Former Herald-Mail publisher honored

December 10, 2003|by ANDREW SCHOTZ

Jim Schurz, a former editor and publisher of The Herald-Mail newspapers in Hagerstown, will be inducted into the Maryland-Delaware-District of Columbia Newspaper Hall of Fame in March.

Schurz, the sole 2004 inductee, will join 36 other newspeople in the Hall of Fame. Members include former publisher Katharine Graham and former editor Benjamin Bradlee of The Washington Post, and social commentator H.L. Mencken of Baltimore Sunpapers.

Under Schurz's leadership, The Herald-Mail earned a reputation of holding public institutions accountable, said John League, the current editor and publisher, who is MDDC's president-elect.


He said Schurz, 70, fought for open court hearings in West Virginia and stood by the newsroom when advertisers boycotted the newspaper to protest stories they didn't like.

"In Hagerstown, Jim Schurz has created newspapers where journalists can practice their trade with integrity, with excellence and with honor, and with the reader coming first," League said. "In this business, that's about as good as it gets."

Schurz, who lives in Williamsport, will be the second Herald-Mail employee in the Hall of Fame. Charles Neill Baylor was inducted in 1974.
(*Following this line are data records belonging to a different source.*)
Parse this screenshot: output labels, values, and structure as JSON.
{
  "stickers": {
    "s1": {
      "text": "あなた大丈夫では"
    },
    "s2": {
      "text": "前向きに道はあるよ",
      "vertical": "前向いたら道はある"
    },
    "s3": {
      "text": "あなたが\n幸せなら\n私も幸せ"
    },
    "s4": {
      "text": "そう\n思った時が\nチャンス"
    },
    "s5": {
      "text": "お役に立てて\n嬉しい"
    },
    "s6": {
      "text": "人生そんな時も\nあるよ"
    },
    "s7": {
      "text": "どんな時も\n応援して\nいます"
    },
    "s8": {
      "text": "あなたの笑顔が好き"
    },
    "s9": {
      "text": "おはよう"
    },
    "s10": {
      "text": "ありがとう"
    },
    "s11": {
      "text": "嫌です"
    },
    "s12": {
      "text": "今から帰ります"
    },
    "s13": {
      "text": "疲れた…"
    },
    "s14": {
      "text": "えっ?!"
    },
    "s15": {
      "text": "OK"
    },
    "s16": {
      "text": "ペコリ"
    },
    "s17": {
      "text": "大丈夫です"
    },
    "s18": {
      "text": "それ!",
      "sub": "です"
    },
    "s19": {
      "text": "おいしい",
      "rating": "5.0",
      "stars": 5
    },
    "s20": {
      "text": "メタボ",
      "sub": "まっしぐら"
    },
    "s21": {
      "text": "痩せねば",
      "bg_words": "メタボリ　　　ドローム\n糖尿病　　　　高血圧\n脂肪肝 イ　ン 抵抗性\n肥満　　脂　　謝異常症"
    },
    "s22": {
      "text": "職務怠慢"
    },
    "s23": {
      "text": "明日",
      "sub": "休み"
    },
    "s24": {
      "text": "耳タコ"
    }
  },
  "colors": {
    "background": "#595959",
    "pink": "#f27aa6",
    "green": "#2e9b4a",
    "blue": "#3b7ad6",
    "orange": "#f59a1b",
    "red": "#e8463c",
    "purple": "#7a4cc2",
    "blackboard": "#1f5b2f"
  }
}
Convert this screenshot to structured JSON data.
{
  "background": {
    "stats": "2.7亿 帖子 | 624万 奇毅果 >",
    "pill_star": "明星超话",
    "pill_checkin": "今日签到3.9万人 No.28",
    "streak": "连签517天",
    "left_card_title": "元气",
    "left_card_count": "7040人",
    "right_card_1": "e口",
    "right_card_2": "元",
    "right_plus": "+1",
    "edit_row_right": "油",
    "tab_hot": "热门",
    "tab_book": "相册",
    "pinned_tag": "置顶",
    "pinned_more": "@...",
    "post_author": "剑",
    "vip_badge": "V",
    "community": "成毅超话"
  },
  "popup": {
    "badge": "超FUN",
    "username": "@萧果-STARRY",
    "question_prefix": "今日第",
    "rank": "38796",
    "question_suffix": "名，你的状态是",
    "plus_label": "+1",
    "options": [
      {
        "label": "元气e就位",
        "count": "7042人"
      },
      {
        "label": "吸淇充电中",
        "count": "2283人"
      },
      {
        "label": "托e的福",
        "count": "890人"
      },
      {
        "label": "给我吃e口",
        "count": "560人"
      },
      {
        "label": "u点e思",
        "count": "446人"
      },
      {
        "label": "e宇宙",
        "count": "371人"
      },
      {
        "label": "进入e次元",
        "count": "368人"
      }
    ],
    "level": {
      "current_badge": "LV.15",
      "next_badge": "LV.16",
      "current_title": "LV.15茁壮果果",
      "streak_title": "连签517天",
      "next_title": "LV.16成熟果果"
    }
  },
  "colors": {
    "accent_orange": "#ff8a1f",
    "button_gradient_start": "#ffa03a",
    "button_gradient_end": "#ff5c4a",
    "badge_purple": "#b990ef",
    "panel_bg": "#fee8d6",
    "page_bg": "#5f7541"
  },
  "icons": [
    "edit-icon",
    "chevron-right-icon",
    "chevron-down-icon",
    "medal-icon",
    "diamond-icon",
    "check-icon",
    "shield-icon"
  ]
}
Schurz, an MDDC past president, worked at the San Francisco Examiner for 11 years before joining The Herald-Mail in 1968. He worked his way up to editor in 1972 and publisher in 1973.

He also served as a staff assistant to President Richard Nixon in 1972.

Schurz currently is a senior vice president and director of Schurz Communications Inc. in South Bend, Ind., the parent company of The Herald-Mail, Antietam Cable Television and other media companies. Schurz's family owns Schurz Communications.

"I'm very honored and a little disappointed in myself," Schurz said Tuesday. "I would rather not be in the spotlight."

Looking back on 40 years in journalism, Schurz said he loves being a part of newspapers, plain and simple.

When he started with the San Francisco Examiner, he grossed $60 a week.

Yet, "I was so happy," he said. "If I could have afforded it, I wouldn't have taken a paycheck."

Schurz said being a teacher and mentor - watching people learn, then excel - has made him proudest in his work.

"When you run a newspaper, I think the publisher is really insignificant if you have good folks working for you," he said. "If you stumble, they'll ignore you and do the right thing."

MDDC Hall of Fame Committee Chairman Jim Flood Sr., publisher of the Dover (Del.) Post Co., said Schurz unanimously was approved based on his "devotion to the role of a good newspaper and his support of a good staff."

MDDC President Jeff Mezzatesta, publisher of The Cecil Whig, said Schurz set a high standard with his "dedication to truth and fairness."

"The career of a man like Jim Schurz is exactly why community newspapers are so important," Mezzatesta said.

Schurz will be inducted March 12, 2004, during a luncheon at the Sheraton Columbia Hotel in Columbia, Md.